Regulation and Compliance > Federal Regulation > SEC

SEC to Meet Dodd-Frank's July Deadline on 'Switch,' Private Fund, Venture Fund Advisors

Your article was successfully shared with the contacts you provided.

The Securities and Exchange Commission (SEC) says that while it fully intends to adopt final rules by July 21 implementing three provisions of Dodd-Frank involving the “switching” of advisors to state registration, as well as private fund and venture capital fund advisors’ registration with the SEC, the agency will lengthen the date for complying with such rules.

Robert Plaze, associate director of the SEC’s Division of Investment Management, told David Massey, president of the North American Securities Administrators Association (NASAA), in a April 8 letter that the SEC will finalize rules by July 21 on requiring those advisors with less than $100 million in assets under management (AUM) to switch to state registration; requiring advisors that rely on the private advisor exemption to register; and exempting from that requirement certain venture capital fund advisors as well as advisors to private funds with less than $150 million in AUM in the U.S.

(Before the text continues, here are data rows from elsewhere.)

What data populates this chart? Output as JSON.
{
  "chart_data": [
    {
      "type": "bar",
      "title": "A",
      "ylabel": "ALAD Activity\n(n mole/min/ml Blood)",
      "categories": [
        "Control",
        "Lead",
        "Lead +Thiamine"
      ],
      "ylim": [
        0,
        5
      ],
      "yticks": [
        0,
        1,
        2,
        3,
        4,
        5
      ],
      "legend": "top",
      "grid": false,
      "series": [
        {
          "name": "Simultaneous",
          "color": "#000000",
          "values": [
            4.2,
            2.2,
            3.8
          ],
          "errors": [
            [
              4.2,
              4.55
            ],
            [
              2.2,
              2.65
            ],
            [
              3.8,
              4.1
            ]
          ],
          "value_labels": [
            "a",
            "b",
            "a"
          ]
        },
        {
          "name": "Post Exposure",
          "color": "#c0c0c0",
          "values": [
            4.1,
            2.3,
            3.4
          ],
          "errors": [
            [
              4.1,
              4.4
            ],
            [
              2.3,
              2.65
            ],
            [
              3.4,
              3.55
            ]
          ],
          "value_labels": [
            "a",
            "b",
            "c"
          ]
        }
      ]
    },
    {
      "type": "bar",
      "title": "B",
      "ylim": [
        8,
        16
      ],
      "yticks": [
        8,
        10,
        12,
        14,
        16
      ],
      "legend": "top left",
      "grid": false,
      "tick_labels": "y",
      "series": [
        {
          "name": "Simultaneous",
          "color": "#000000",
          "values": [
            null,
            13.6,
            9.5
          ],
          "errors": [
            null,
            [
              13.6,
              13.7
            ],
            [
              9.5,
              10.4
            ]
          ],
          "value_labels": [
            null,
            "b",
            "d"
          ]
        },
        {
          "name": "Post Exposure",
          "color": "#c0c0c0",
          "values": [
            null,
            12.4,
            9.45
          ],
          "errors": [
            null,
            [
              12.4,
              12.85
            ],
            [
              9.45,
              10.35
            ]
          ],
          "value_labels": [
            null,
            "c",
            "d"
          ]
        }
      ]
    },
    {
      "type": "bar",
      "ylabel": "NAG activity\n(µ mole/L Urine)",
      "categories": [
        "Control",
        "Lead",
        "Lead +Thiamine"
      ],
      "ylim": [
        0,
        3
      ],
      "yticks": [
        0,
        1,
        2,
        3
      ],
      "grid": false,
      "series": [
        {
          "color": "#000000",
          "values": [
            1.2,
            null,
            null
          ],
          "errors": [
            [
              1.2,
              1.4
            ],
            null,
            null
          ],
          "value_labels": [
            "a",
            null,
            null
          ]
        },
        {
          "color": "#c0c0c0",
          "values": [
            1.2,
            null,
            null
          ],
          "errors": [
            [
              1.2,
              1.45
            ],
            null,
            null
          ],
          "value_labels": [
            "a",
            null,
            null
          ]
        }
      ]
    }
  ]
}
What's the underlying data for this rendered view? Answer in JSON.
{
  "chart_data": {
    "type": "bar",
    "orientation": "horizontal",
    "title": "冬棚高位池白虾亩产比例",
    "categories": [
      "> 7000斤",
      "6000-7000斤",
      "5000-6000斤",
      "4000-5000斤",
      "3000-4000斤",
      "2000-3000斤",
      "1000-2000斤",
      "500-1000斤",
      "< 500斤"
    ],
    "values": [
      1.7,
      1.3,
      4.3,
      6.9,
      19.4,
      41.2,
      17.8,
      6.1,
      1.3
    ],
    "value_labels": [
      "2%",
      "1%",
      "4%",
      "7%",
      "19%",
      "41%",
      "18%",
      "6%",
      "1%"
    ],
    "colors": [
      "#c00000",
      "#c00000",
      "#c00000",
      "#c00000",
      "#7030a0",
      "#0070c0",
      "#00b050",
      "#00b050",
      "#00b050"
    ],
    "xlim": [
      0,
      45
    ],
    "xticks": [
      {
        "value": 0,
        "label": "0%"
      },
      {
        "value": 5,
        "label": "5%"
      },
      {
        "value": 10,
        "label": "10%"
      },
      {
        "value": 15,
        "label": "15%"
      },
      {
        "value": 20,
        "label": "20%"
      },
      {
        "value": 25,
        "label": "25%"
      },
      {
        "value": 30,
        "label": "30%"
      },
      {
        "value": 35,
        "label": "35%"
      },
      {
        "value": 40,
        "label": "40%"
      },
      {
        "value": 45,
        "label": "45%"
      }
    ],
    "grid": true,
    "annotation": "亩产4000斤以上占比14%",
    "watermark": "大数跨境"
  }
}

Under Section 410 of Dodd-Frank, “mid-sized advisers”—those having between $25 million and $100 million of assets under management–will have to withdraw from registration with the SEC and register with one or more states pursuant to state law. Plaze explained in the letter that once the SEC adopts its final rule, the Investment Adviser Registration Depository system (lARD) will require “re-programming to accept advisers’ transition filings.” Because the re-programming process will take until the end of the year to complete, he continued, the SEC “expects that the Commission will consider extending the date by which mid-sized advisers must transition to state regulation such that all SEC-registered advisers would be required to report their eligibility for registration with the Commission in the first quarter of 2012.”

Those mid-sized advisors that are no longer eligible for Commission registration, Plaze said, “would have a grace period providing them time to register with the appropriate state regulators and come into compliance with state law before withdrawing their Commission registration.”

David Massey of NASAAIn response to Plaze’s letter, Massey (left) said that “NASAA has committed to implementing the ‘switch’ in active coordination with the SEC” and that “NASAA members continue to plan to handle the mechanics of the transition in accordance with the schedule that the Commission ultimately adopts.”

Section 403 of Dodd-Frank Act also repeals, as of July 21, the private adviser exemption in section 203(b)(3) of the Advisers Act and will require advisors relying on that exemption–including advisers to many hedge funds and other private funds–to register with the Commission, Plaze explained in his letter.

In addition, the Dodd-Frank Act provides some new exemptions, Plaze said, such as for advisors to venture capital funds and advisors to private funds with less than $150 million in assets under management in the United States.

“Those new exemptions require Commission rulemaking,” Plaze said, and “we anticipate that the Commission will issue those final rules” by July 21. “However, given the time needed for advisers to register and come fully into compliance with the obligations applicable to them once they are registered, we expect that the Commission will consider extending the date by which these advisers must register and come into compliance with the obligations of a registered adviser until the first quarter of 2012.”